A BATTERY factory has been shut down in Shanghai's neighboring Jiangsu Province for spewing air pollutants after 51 of 110 children tested in a village were found to be sickened by elevated lead levels in their blood.

It is the latest scandal involving widespread heavy metal pollution.

The local government has ordered a check on all children living in Hekou Village near the plant area in Dafeng City.

Authorities said treatments had started on the ailing children, Jiangsu-based Modern Express reported yesterday.

Villagers have accused the Shengxiang Battery Co of polluting the air.

They said the environment had deteriorated since the factory moved beside a river that ran through the village in 2007.

The villagers have been protesting against the pollution since last November. They blocked the entrances of the factory and clashed with the plant's security guards.

Their efforts failed to produce any action from authorities.

The first sickened child was reported in August last year, when the 10-month-old grandson of villager Zhang Fushu started to vomit and refuse food.

A medical check recorded the baby as having 313 micrograms of lead to 1 liter of blood, far exceeding the recommended maximum safe level of 100mg/l.

Zhang said almost half of the children who were sent to hospitals were found sickened by lead poisoning.

Senior villager Bu Junkou told the newspaper the government had not started any free treatment for the children.
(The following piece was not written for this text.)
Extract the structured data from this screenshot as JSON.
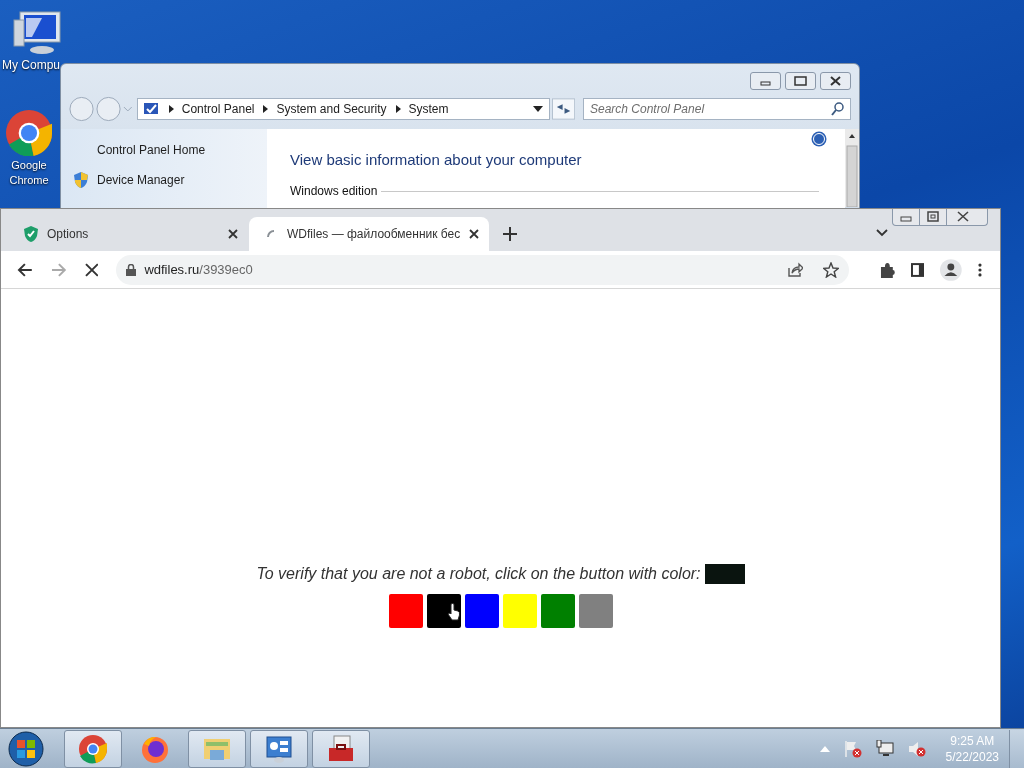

Bu said the factory, less than 100 meters from the village, used lead as its main raw material and the smelly air forced them to shut doors and windows "day and night."

He said villagers had been filing complaints to environmental watchdogs in vain.

The city government said it had launched an investigation and would release results "as soon as possible."

Cheng Qihua, the manager of the Shengxing company, said the firm was also a victim in the scandal.

Cheng said the company lost a lot of money after it was forced to close.

He said he warned authorities when he was invited to invest in the area that production could be hazardous to the health of nearby residents.

Yet officials told him to go ahead, he claimed.

The company was fully licensed, with all required environmental protection certificates, Cheng said, showing the documentation to reporters.

A series of lead-poisoning cases in provinces around the country last year alarmed the public about the damage being done to the environment during the nation's rapid economic development.